Being a mother really has been one of the most rewarding things I’ve done.  Yesterday was fun for me.  To see my kids embrace celebrating mothers day without having to prompt them.  You know normally we tell them to create a card for someone’s birthday or teach them  to say “thank you” when someone does something for them.  But yesterday involved no promptings and it was a joy for me to receive their raw acts of giving and serving. As I still was asleep in bed I heard the whispers in the Kitchen.  I knew what they were up to as I doze in and out of consciousness…  And then over a half and  hour later I get a tap on my shoulder and roll over to see a special morning breakfast just for me…  The girls are amazing and their brother helped them out by sleeping in so they could get done what they needed to without his help.

And then we were off to church.   Emma wanted to sit with me in service and it was such a special treat.  I kept telling her how much I loved being her mom.  My sweet girl, my sweet family.  And of course our traditional Sunday meal …. MEXICAN….  the day would not feel complete with out it.

I’ll be honest, I thought a lot about Frankie’s mother too.  Being thankful that she made the decisions she did that allowed her to have her son and then to find a way for him to get to Heartline where then our lives intersected with him. It’s sad for me that I will never know her.  Since I am a knower of information I really long to know about her life and her story.  I hope she would be proud of the journey her son has been on.  And it really is a wonderful honor and blessing to be able for me to be Frankie’s mom. I love him so very much.

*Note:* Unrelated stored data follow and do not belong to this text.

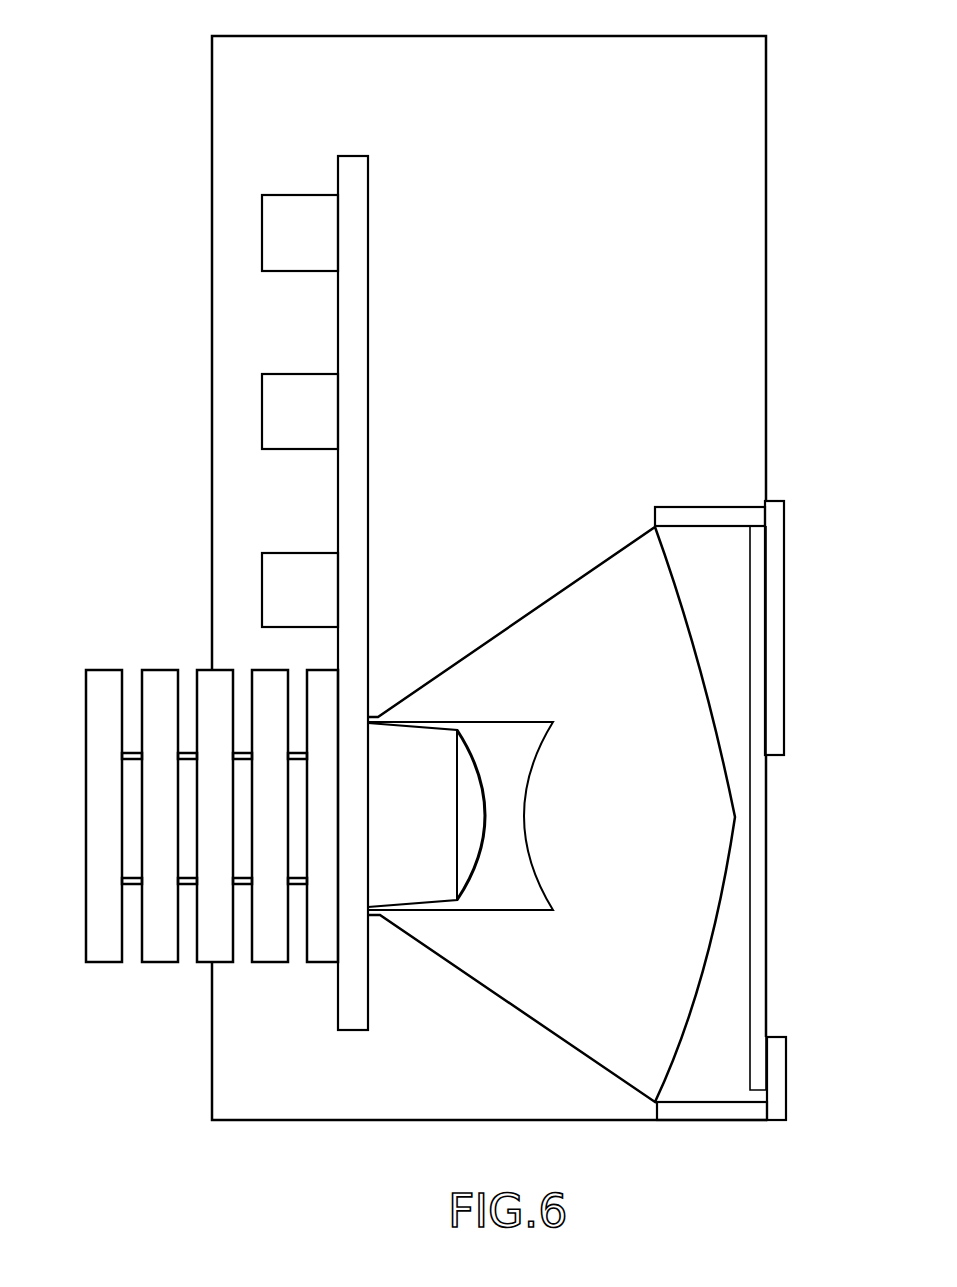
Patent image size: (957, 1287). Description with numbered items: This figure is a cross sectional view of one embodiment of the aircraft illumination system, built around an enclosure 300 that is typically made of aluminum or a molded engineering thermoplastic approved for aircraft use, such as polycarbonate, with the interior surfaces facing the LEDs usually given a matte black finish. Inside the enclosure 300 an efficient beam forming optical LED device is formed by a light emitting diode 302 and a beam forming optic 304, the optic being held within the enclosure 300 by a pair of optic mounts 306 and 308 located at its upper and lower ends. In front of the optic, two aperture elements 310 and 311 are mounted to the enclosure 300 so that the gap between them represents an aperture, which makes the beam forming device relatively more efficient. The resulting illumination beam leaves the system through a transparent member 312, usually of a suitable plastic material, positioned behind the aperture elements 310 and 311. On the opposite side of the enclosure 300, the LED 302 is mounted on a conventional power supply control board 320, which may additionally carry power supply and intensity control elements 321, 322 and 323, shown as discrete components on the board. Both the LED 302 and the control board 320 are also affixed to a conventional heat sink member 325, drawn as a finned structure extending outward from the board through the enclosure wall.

The enclosure 300 is at (212, 364).
The light emitting diode 302 is at (447, 812).
The beam forming optic 304 is at (560, 605).
The optic mount 306 is at (722, 505).
The optic mount 308 is at (712, 1090).
The aperture element 310 is at (788, 610).
The aperture element 311 is at (787, 1060).
The transparent member 312 is at (770, 883).
The power supply control board 320 is at (368, 324).
The power supply and intensity control element 321 is at (300, 233).
The power supply and intensity control element 322 is at (300, 411).
The power supply and intensity control element 323 is at (300, 590).
The heat sink member 325 is at (100, 964).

Being a mother in it’s moments is hard work.  Some days I wonder if I’ll make it through.  Some days I know I get it all wrong.  Some days I wonder if my children will ever learn what I’m trying to teach them. Some days I think will never end. Yesterday however was a day to reflect and celebrate the wonderful and amazing responsibility I have been given and a day to try and hold back tears as I’m all too aware that the years are passing by too quickly.